The Erosion of Trust: From a Card Dispute to a Lost Customer
Beyond the operational costs, the most significant long-term risk exposed by this data is the erosion of customer trust. The number of complaints that are ultimately upheld in a customer’s favour is a powerful metric. When a Financial Institution admits that a complaint is valid, it’s an acknowledgement of a failure in its processes, products, or services.
And here's the kicker: 56% of complaints are upheld. And around half of them (the 49% mentioned above) had to wait for more than 3 days for a resolution. That means more than half the time, the customer was right. Think about what that means. Most people complaining aren't just being difficult. They have legitimate problems that the bank should have fixed from the start.
The upheld rates for some of the UK’s largest banks are substantial. Banks like HSBC, Lloyds, Santander, and Barclays all had tens of thousands of complaints upheld in just one six-month period. This indicates that many customer grievances are not frivolous but are justified issues that should have been addressed from the outset.

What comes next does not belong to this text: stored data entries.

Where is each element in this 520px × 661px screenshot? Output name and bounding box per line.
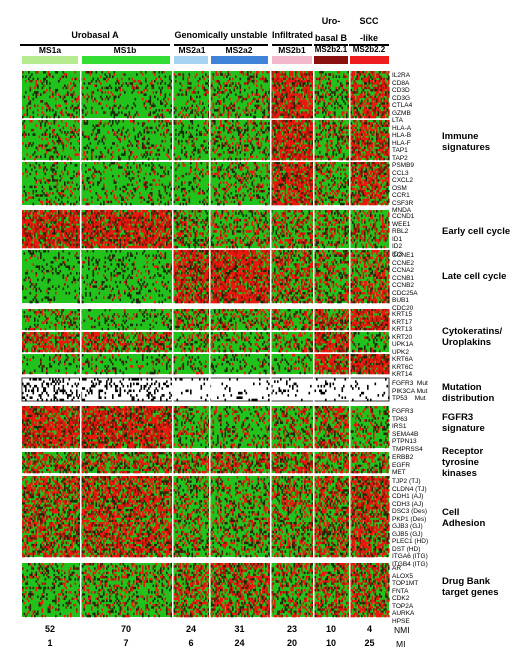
nmi-ms2b1: 23	[272, 624, 312, 634]
gene-list-rtk: ERBB2 EGFR MET	[392, 454, 413, 477]
gene-list-fgfr3: FGFR3 TP63 IRS1 SEMA4B PTPN13 TMPRSS4	[392, 408, 423, 453]
gene-list-cell-adhesion: TJP2 (TJ) CLDN4 (TJ) CDH1 (AJ) CDH3 (AJ)…	[392, 478, 428, 568]
signature-label-early-cell-cycle: Early cell cycle	[442, 226, 510, 237]
signature-label-mutations: Mutation distribution	[442, 382, 494, 404]
nmi-ms2a2: 31	[211, 624, 268, 634]
mi-label: MI	[396, 639, 405, 649]
mi-ms1a: 1	[22, 638, 78, 648]
gene-list-immune: IL2RA CD8A CD3D CD3G CTLA4 GZMB LTA HLA-…	[392, 72, 414, 215]
signature-label-fgfr3: FGFR3 signature	[442, 412, 485, 434]
gene-list-late-cell-cycle: CCNE1 CCNE2 CCNA2 CCNB1 CCNB2 CDC25A BUB…	[392, 252, 418, 312]
nmi-ms2a1: 24	[174, 624, 208, 634]
signature-label-cytokeratins: Cytokeratins/ Uroplakins	[442, 326, 502, 348]
mi-ms1b: 7	[82, 638, 170, 648]
mi-ms2a1: 6	[174, 638, 208, 648]
signature-label-immune: Immune signatures	[442, 131, 490, 153]
signature-label-cell-adhesion: Cell Adhesion	[442, 507, 485, 529]
mi-ms2a2: 24	[211, 638, 268, 648]
signature-label-late-cell-cycle: Late cell cycle	[442, 271, 506, 282]
nmi-ms2b2-2: 4	[350, 624, 389, 634]
mi-ms2b1: 20	[272, 638, 312, 648]
signature-label-drug-bank: Drug Bank target genes	[442, 576, 499, 598]
mi-ms2b2-2: 25	[350, 638, 389, 648]
nmi-ms2b2-1: 10	[314, 624, 348, 634]
nmi-label: NMI	[394, 625, 410, 635]
nmi-ms1b: 70	[82, 624, 170, 634]
signature-label-rtk: Receptor tyrosine kinases	[442, 446, 483, 479]
gene-list-cytokeratins: KRT15 KRT17 KRT13 KRT20 UPK1A UPK2 KRT6A…	[392, 311, 413, 379]
nmi-ms1a: 52	[22, 624, 78, 634]
gene-list-drug-bank: AR ALOX5 TOP1MT FNTA CDK2 TOP2A AURKA HP…	[392, 565, 418, 625]
mi-ms2b2-1: 10	[314, 638, 348, 648]
gene-list-mutations: FGFR3 Mut PIK3CA Mut TP53 Mut	[392, 380, 428, 403]
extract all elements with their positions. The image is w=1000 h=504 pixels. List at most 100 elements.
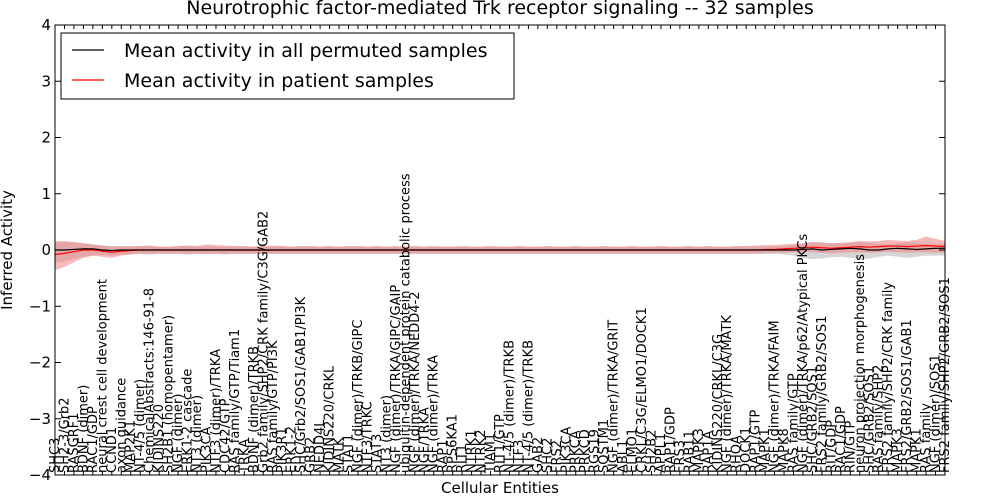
- y-tick-label: 4: [41, 16, 51, 34]
- x-tick-label: NT-4/5 (dimer)/TRKB: [502, 340, 517, 473]
- x-tick-label: ELMO1: [626, 428, 641, 473]
- legend-label-permuted: Mean activity in all permuted samples: [124, 40, 487, 62]
- x-tick-label: SH2B2: [644, 430, 659, 474]
- x-tick-label: SH2B1 (homopentamer): [162, 315, 177, 473]
- x-tick-label: RIT/GDP: [824, 420, 839, 473]
- plot-frame: [54, 24, 946, 476]
- x-tick-label: PRKCD: [578, 429, 593, 473]
- x-tick-label: NGF (dimer)/TRKA/GIPC/GAIP: [389, 285, 404, 473]
- x-tick-label: KIDINS220/CRKL/C3G: [711, 334, 726, 473]
- y-ticks: −4 −3 −2 −1 0 1 2 3 4: [29, 16, 945, 484]
- y-tick-label: 3: [41, 72, 51, 90]
- x-tick-label: RAS family/GTP: [787, 373, 802, 473]
- x-tick-label: APPL1: [654, 433, 669, 473]
- x-tick-label: MATK: [332, 437, 347, 473]
- x-tick-label: ABL1: [616, 440, 631, 473]
- x-tick-label: PIK3CA: [199, 426, 214, 473]
- x-tick-label: NGF (dimer)/TRKB/GIPC: [351, 320, 366, 473]
- x-tick-label: NGF (dimer)/SOS1: [929, 354, 944, 473]
- x-tick-label: RIT1: [455, 444, 470, 473]
- x-tick-label: FRS2 family/SHP2/CRK family: [881, 282, 896, 473]
- x-tick-label: RIT1/GTP: [493, 414, 508, 473]
- x-tick-label: RPS6KA1: [446, 414, 461, 473]
- x-tick-label: PIK3CA: [559, 426, 574, 473]
- x-tick-label: TIAM1: [484, 433, 499, 474]
- x-tick-label: NTF3 (dimer)/TRKA: [209, 349, 224, 473]
- x-tick-label: KIDINS220/CRKL: [323, 365, 338, 473]
- x-tick-label: MAP2K1: [124, 420, 139, 473]
- y-tick-label: −1: [29, 297, 51, 315]
- x-tick-label: MAPK8: [777, 428, 792, 473]
- x-tick-label: CDC42/GTP: [218, 398, 233, 473]
- x-tick-label: BDNF (dimer): [76, 385, 91, 473]
- x-tick-label: NT-4/5 (dimer): [133, 379, 148, 473]
- x-tick-label: axon guidance: [114, 378, 129, 473]
- y-tick-label: −3: [29, 410, 51, 428]
- x-tick-label: STAT3: [370, 434, 385, 473]
- x-tick-label: CRKL/C3G/ELMO1/DOCK1: [635, 307, 650, 473]
- x-tick-label: SHC2: [540, 438, 555, 473]
- x-tick-label: RHOA: [730, 435, 745, 473]
- x-tick-label: NGF (dimer)/TRKA: [427, 355, 442, 473]
- y-axis-label: Inferred Activity: [0, 190, 16, 310]
- x-tick-label: RAS family: [919, 403, 934, 473]
- x-tick-label: MAPK3: [692, 428, 707, 473]
- x-tick-label: MAPK1: [910, 428, 925, 473]
- x-tick-label: RASGRF1: [67, 412, 82, 473]
- x-tick-label: ERK1-2 cascade: [181, 369, 196, 473]
- x-tick-label: SHC/Grb2/SOS1/GAB1/PI3K: [294, 296, 309, 473]
- x-tick-label: ChemicalAbstracts:146-91-8: [143, 288, 158, 473]
- legend-label-patient: Mean activity in patient samples: [124, 70, 434, 92]
- legend: Mean activity in all permuted samples Me…: [60, 32, 515, 100]
- x-tick-label: RAS family/GTP/PI3K: [266, 340, 281, 473]
- x-tick-label: ERK1-2: [285, 426, 300, 473]
- x-tick-label: NTRK1: [465, 430, 480, 474]
- x-tick-label: MAPK1: [758, 428, 773, 473]
- x-tick-label: SH2-3/Grb2: [57, 397, 72, 473]
- x-tick-label: SHC/GRB2/SOS1: [862, 366, 877, 473]
- x-tick-label: MAPK3: [891, 428, 906, 473]
- x-tick-label: RGS19: [588, 429, 603, 473]
- x-tick-label: FRS2/GRB2/SOS1/GAB1: [900, 319, 915, 473]
- x-tick-label: RAS family/SHP2: [872, 365, 887, 473]
- x-tick-label: NEDD4L: [313, 419, 328, 473]
- x-tick-label: RAS family/GTP/Tiam1: [228, 329, 243, 473]
- x-tick-label: NT3 (dimer): [190, 395, 205, 473]
- band-patient: [55, 236, 945, 271]
- series-line-permuted: [55, 247, 945, 252]
- x-tick-label: RAP1: [436, 439, 451, 473]
- x-tick-label: RAP1A: [701, 430, 716, 473]
- x-tick-label: NT3 (dimer): [379, 395, 394, 473]
- x-tick-label: NGF (dimer)/TRKA/MATK: [720, 315, 735, 473]
- x-tick-label: NGF (dimer)/TRKA/GRIT: [607, 320, 622, 473]
- x-tick-label: RAC1/GDP: [834, 406, 849, 473]
- x-tick-label: SQSTM1: [597, 419, 612, 473]
- x-tick-label: Grb2 family/SHP2/CRK family/C3G/GAB2: [256, 211, 271, 473]
- x-tick-label: RAC1/GDP: [86, 406, 101, 473]
- x-tick-label: RAP1/GDP: [663, 407, 678, 473]
- x-tick-label: PRKCA: [569, 430, 584, 473]
- x-tick-label: RAB11: [682, 430, 697, 473]
- x-tick-label: FRS3: [673, 440, 688, 473]
- x-tick-label: STAT1: [342, 434, 357, 473]
- x-tick-label: NGF (dimer)/TRKA/FAIM: [768, 320, 783, 473]
- y-tick-label: −4: [29, 466, 51, 484]
- x-tick-label: NGF (dimer): [171, 394, 186, 473]
- x-tick-label: NGF/TRKA: [417, 407, 432, 473]
- x-tick-label: BDNF (dimer)/TRKB: [247, 346, 262, 473]
- x-tick-label: GAB2: [531, 437, 546, 473]
- x-tick-label: RIN/GTP: [843, 420, 858, 473]
- y-tick-label: 1: [41, 185, 51, 203]
- series-lines: [54, 244, 946, 256]
- x-tick-label: neuron projection morphogenesis: [853, 254, 868, 473]
- confidence-bands: [55, 236, 945, 271]
- x-tick-label: NT-4/5 (dimer)/TRKB: [521, 340, 536, 473]
- x-tick-label: SHC/GRB2/SOS1: [805, 366, 820, 473]
- x-tick-label: ubiquitin-dependent protein catabolic pr…: [398, 173, 413, 473]
- x-tick-label: FRS2: [550, 440, 565, 473]
- x-tick-label: NTF3/TRKC: [360, 401, 375, 473]
- x-tick-label: PIK3R1: [275, 427, 290, 473]
- x-tick-label: KIDINS220: [152, 404, 167, 473]
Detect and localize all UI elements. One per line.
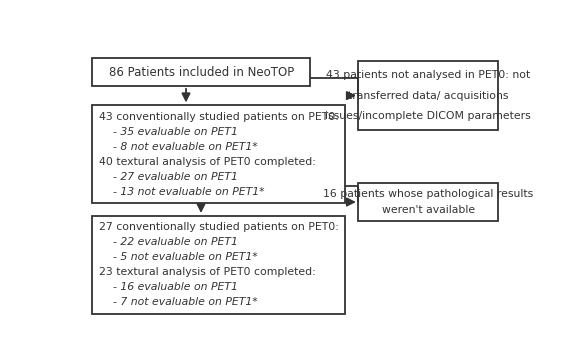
Text: - 7 not evaluable on PET1*: - 7 not evaluable on PET1*	[99, 297, 257, 307]
Text: 40 textural analysis of PET0 completed:: 40 textural analysis of PET0 completed:	[99, 157, 316, 167]
Text: - 5 not evaluable on PET1*: - 5 not evaluable on PET1*	[99, 252, 257, 262]
Text: 16 patients whose pathological results: 16 patients whose pathological results	[323, 190, 533, 200]
Text: 86 Patients included in NeoTOP: 86 Patients included in NeoTOP	[109, 66, 294, 79]
Text: weren't available: weren't available	[382, 205, 475, 215]
FancyBboxPatch shape	[358, 61, 498, 130]
Text: 27 conventionally studied patients on PET0:: 27 conventionally studied patients on PE…	[99, 223, 338, 233]
FancyBboxPatch shape	[92, 216, 345, 314]
FancyBboxPatch shape	[92, 105, 345, 204]
Text: - 27 evaluable on PET1: - 27 evaluable on PET1	[99, 172, 238, 182]
Text: - 8 not evaluable on PET1*: - 8 not evaluable on PET1*	[99, 142, 257, 152]
FancyBboxPatch shape	[358, 183, 498, 222]
Text: - 13 not evaluable on PET1*: - 13 not evaluable on PET1*	[99, 187, 265, 197]
Text: transferred data/ acquisitions: transferred data/ acquisitions	[348, 90, 508, 101]
Text: - 22 evaluable on PET1: - 22 evaluable on PET1	[99, 237, 238, 247]
Text: 43 patients not analysed in PET0: not: 43 patients not analysed in PET0: not	[326, 70, 530, 80]
Text: 43 conventionally studied patients on PET0:: 43 conventionally studied patients on PE…	[99, 112, 338, 122]
Text: - 16 evaluable on PET1: - 16 evaluable on PET1	[99, 283, 238, 292]
Text: - 35 evaluable on PET1: - 35 evaluable on PET1	[99, 127, 238, 137]
FancyBboxPatch shape	[92, 58, 310, 86]
Text: 23 textural analysis of PET0 completed:: 23 textural analysis of PET0 completed:	[99, 267, 315, 278]
Text: issues/incomplete DICOM parameters: issues/incomplete DICOM parameters	[325, 111, 531, 121]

A negative experience in a core service like card payments can have a ripple effect across a customer's entire relationship with a bank. A stressful or inefficient fraud resolution process can damage a customer's confidence in a bank’s reliability, potentially influencing their decision to look elsewhere for higher-value products such as a loan or a mortgage. In a competitive market, the ability to handle complaints effectively is not just a measure of its customer service, but a leading indicator of its overall business health.
The trend isn't improving either. Complaint numbers are staying the same or going up. So we're looking at more complaints, longer wait times, and most customers being proven right. That's not a recipe for happy customers
Moving Forward: A Proactive Approach to Complaints
The takeaway is clear: complaints data should not be viewed as a backward-looking compliance exercise. It is a strategic tool for proactive business improvement. By leveraging technology to automate the triage of simple cases, banks can free up human agents to provide a more empathetic and effective service for complex issues. Adopting this strategic approach can transform a bank’s complaints framework from a costly liability into a powerful engine for building and protecting customer trust.